Venezia, l’Impero spagnolo, lo Stato Pontificio, la Repubblica di Genova, i Ducati di Savoia, Ferrara e Mantova, il Granducato di Toscana si erano riuniti a Messina nel Luglio del 1571 agli ordini di Don Giovanni d’Austria, a cui fu consegnato il comando e lo stendardo benedetto dal Papa, nonché una flotta che contava su 209 galee e 6 galeazze. 

Il casus belli fu il voler soccorrere la città veneziana di Famagosta, nell’isola di Cipro, assediata dai turchi.

Cipro era una città veneziana dal 1480 ma nonostante questo la Serenissima pagava un tributo annuo ai turchi.

Sebbene ciò, le motivazioni della battaglia furono molto più grandi e profonde che la difesa di una piccola isola.

Difatti, nonostante gli scambi commerciali frequenti tra Occidente e Oriente, quello che preoccupava i governanti europei era il continuo espansionismo ottomano che puntava all’Europa.

Fu su questo punto che Pio V fece leva per organizzare la “Lega Santa” promuovendo nuovamente lo spirito crociato e la difesa dei confini e dei territori europei, nonché della cristianità.

Il 4 ottobre, con questo spirito di guerra della civiltà europea contro l’invasore mussulmano, la flotta europea sbarcò a Cefalonia.

Nel frattempo, Famagosta si era arresa al comandante turco Lala Mustafà il 1° Agosto, accettando la proposta ottomana di far evacuare i veneziani a Candia in cambio delle chiavi della città.

Ma in seguito a scontri verbali tra Lala Mustafà e Marcantonio Bragadin (senatore veneziano comandante di Famagosta) l’accordo tra la città e i turchi si ruppe e molti comandanti veneziani vennero torturati e uccisi. Lo stesso Bragadin fu scorticato vivo, e la sua pelle fu innalzata sulla galea del Pascià che la condusse a Costantinopoli.

Il 6 ottobre, dopo aver appreso la notizia, le navi cristiane sfidarono il maltempo e arrivarono al porto di Patrasso per intercettare la flotta turca.

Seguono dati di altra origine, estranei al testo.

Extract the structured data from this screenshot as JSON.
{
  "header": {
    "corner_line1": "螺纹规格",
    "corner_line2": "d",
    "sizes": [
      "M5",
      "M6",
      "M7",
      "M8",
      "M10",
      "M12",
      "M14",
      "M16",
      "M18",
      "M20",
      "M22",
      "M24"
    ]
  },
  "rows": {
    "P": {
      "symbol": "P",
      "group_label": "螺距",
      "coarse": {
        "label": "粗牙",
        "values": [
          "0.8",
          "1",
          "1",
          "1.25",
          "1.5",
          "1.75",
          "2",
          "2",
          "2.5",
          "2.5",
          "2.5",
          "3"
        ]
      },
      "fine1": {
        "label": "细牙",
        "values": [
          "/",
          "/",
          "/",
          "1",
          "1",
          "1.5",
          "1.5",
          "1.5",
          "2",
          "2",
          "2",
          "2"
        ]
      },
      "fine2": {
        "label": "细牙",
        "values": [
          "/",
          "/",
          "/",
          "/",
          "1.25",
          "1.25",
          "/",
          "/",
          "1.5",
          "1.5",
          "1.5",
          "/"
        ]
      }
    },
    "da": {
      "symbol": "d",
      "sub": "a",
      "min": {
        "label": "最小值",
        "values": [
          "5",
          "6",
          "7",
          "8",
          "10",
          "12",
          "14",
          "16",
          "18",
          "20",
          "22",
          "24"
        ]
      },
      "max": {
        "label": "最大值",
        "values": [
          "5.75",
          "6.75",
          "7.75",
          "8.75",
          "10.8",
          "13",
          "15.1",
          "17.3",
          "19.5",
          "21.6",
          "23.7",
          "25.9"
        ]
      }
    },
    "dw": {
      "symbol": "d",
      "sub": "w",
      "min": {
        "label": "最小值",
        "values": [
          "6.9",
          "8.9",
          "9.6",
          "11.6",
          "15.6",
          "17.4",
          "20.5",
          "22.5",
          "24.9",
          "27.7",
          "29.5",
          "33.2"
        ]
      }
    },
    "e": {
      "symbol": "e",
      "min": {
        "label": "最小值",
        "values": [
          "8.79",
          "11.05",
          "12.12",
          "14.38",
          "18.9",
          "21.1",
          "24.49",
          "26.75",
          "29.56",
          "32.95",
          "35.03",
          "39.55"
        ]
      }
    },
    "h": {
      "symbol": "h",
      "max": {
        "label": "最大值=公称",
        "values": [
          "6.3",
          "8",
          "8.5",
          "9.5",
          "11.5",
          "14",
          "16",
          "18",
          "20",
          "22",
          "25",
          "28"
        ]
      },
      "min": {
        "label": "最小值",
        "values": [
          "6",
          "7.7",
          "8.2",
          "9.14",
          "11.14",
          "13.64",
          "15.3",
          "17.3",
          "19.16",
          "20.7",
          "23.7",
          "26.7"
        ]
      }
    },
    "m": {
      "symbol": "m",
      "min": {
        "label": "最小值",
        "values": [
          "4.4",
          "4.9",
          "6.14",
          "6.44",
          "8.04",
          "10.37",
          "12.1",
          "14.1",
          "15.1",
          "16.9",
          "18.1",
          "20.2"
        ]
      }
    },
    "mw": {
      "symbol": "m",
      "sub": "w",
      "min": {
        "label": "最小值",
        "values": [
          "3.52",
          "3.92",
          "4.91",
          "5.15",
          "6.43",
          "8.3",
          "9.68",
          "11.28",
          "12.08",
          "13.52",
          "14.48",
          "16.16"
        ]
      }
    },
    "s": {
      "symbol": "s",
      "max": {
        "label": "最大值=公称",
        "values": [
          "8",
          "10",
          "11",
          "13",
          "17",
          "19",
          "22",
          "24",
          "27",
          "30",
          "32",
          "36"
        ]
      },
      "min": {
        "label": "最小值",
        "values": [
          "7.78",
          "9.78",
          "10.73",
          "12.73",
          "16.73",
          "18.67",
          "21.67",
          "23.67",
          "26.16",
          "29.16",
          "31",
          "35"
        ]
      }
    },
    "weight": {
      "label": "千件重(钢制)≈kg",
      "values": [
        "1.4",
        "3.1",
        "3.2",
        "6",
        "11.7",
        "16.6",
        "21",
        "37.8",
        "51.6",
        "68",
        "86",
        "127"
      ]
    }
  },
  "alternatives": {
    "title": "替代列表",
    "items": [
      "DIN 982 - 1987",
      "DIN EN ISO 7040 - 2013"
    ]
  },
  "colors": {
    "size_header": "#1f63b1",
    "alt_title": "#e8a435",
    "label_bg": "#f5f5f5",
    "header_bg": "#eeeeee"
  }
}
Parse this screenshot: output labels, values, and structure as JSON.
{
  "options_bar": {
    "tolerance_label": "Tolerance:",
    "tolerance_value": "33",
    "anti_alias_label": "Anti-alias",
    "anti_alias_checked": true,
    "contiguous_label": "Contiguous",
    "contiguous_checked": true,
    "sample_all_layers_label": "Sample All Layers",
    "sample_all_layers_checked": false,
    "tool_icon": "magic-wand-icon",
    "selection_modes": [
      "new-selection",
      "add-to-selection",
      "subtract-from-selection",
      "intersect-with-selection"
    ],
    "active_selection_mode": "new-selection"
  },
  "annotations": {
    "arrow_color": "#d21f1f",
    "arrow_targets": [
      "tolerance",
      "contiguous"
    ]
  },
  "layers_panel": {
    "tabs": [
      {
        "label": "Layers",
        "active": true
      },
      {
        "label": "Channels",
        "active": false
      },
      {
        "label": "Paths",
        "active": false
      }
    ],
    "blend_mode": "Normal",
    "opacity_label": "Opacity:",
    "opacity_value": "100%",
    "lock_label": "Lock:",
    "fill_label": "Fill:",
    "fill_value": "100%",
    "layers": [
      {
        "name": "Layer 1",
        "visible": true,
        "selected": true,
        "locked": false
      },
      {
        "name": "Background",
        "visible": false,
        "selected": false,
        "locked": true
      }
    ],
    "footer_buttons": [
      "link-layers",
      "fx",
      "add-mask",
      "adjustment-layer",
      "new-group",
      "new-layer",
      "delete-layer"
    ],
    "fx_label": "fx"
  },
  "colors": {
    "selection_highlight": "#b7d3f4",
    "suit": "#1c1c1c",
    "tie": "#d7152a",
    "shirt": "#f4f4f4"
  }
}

Il giorno dopo, il 7 ottobre 1571, Don Giovanni d’Austria schierò le proprie navi per dare battaglia in formazione serrata. Solo 150 metri dividevano le navi. Ai suoi ordini circa 36mila uomini tutti armati di archibugio. Oltre a questi vi erano 30mila galeotti utilizzati come rematori ma anche essi armati di spade e corazze.

La flotta turca invece era reduce da una campagna navale estiva e contava circa 170 galee e una ventina di galeotte.

Tra i turchi si ricorda Mehmet Shoraq, detto Scirocco, mentre il comandante Alì Pascià guidava la flotta dal centro con la sua Sultana su cui sventolava il vessillo verde con scritto il nome di Allah.

La tattica di Don Giovanni fu quella di lanciare come esche le 6 galeazze, grandi come “castelli in mare da non essere da umana forza vinti” per usare le parole di Alì. 

Con il vento a favore i turchi iniziarono l’arrembaggio ma improvvisamente, leggenda vuole, che alle ore 12 il vento cambiò sgonfiando le vele ottomane mentre quelle europee presero vigore spingendo le navi della Lega all’assalto.

Seguirono una serie di scontri che coinvolsero alcuni eroi come il veneziano Barbarigo che si dice abbia alzato la celata dell’elmo per guidare al meglio i propri soldati e che fu ferito ad un occhio da una freccia nemica.

Ma anche Miguel de Cervantes (l’autore del Don Chisciotte), che si imbarcò insieme con il fratello Rodrigo.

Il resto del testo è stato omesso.